Machine learning leads to different tradeoffs than traditional inferential statistics (because it can rely on more powerful model). For instance, we now have a good understanding of the case of missing values: in Le Morvan et al, we showed that with traditional methods, ignorable missingness [1] and “good” imputation are important, but it turns out for prediction, flexible predictors are what matters and they can work on any missingness mechanism.
[1] | “Missing at Random”, where missingness is independent of the hidden values |
Similarly, we have made good progress on tolerating normalization errors and typos. We find that rather to attempt to deduplicate the entries or fix the typos, it is best to represent similarities and ambiguities to a flexible learning algorithm. The simplest and most reliable methods are implemented in the dirty-cat library, to facilitate the life of data-scientists
Reinventing data science
With this understanding (and even more exciting on-going research), we want to revisit data science. Machine-learning can provide flexible models for many usages of data science. Our goal is to use it to help assembling and analyzing datasets while minimizing human efforts. For this, we need tools that can answer typical data-science questions using machine learning and starting from the raw data, often spread in multiple files or multiple tables of a databases. Building these tools requires data-science research, a new vision of data-science APIs, and careful software crafting.
Join us in this adventure
We have an awesome team, with a great mix of people of different seniority, different expertise (statistics, machine learning, databases, software engineering), sharing offices with the scikit-learn at Inria. But we have too many exciting ideas, so we are growing this team.
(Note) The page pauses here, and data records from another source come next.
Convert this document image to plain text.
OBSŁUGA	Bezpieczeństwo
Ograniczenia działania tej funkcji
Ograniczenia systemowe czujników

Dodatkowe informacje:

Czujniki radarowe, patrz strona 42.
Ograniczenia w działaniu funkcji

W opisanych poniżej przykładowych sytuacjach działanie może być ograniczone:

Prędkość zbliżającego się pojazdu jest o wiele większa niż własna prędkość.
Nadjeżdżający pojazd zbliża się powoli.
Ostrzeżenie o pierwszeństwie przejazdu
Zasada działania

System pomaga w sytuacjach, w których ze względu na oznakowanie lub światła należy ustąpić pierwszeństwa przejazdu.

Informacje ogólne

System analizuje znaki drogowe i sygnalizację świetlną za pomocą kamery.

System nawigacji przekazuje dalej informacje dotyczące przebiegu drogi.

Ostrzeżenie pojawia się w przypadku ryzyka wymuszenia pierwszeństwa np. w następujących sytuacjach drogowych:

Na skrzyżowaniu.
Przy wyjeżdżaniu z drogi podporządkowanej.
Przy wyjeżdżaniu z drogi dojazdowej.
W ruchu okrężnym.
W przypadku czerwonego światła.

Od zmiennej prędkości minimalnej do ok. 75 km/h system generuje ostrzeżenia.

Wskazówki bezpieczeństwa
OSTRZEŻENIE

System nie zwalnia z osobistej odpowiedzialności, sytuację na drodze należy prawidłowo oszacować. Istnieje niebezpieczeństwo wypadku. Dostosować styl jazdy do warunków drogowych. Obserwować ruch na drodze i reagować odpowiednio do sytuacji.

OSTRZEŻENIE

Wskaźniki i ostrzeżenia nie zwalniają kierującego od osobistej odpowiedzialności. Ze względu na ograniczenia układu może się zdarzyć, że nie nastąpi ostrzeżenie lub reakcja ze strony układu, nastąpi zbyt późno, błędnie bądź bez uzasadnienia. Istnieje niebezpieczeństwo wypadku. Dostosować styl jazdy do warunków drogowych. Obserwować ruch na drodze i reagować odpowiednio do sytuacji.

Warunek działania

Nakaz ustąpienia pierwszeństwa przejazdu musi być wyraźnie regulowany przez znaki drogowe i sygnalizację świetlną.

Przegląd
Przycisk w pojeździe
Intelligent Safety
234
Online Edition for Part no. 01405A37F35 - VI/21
A data-science engineer: new software with new ideas
We are looking for someone with a background in data science or numerical Python programming to join us, to help with designing a new data-science library, evolving from dirty-cat, and to help with data-science experimentation for the research.
We like people who care about data, designing good tools, and have vision about data science. We are happy to consider different level of experience. Apply on the job offer.
A post-doc researcher: science joining data engineering to deep learning
We will soon be announcing a post-doc position to join the team for research in this scope. We are interested in questions around learning on relational or tabular data, or learning data integration. We have plenty of ideas to explore around embeddings in databases, learning to aggregate, learning on sets, graph neural networks for databases, or distributional matching for entity and schema alignment. We expect to be borrowing tools (conceptual and practical) from deep learning, but to blending them with techniques from data integration, knowledge graphs, and databases.
The job posting will be out soon, but I am running out of the office right now for vacations (work-life balance also matters to us).
Diversity is important
Our team is not as diverse as I would like it to be (though probably doing better than typical computer-science team). We love diverse candidates. Do not hesitate.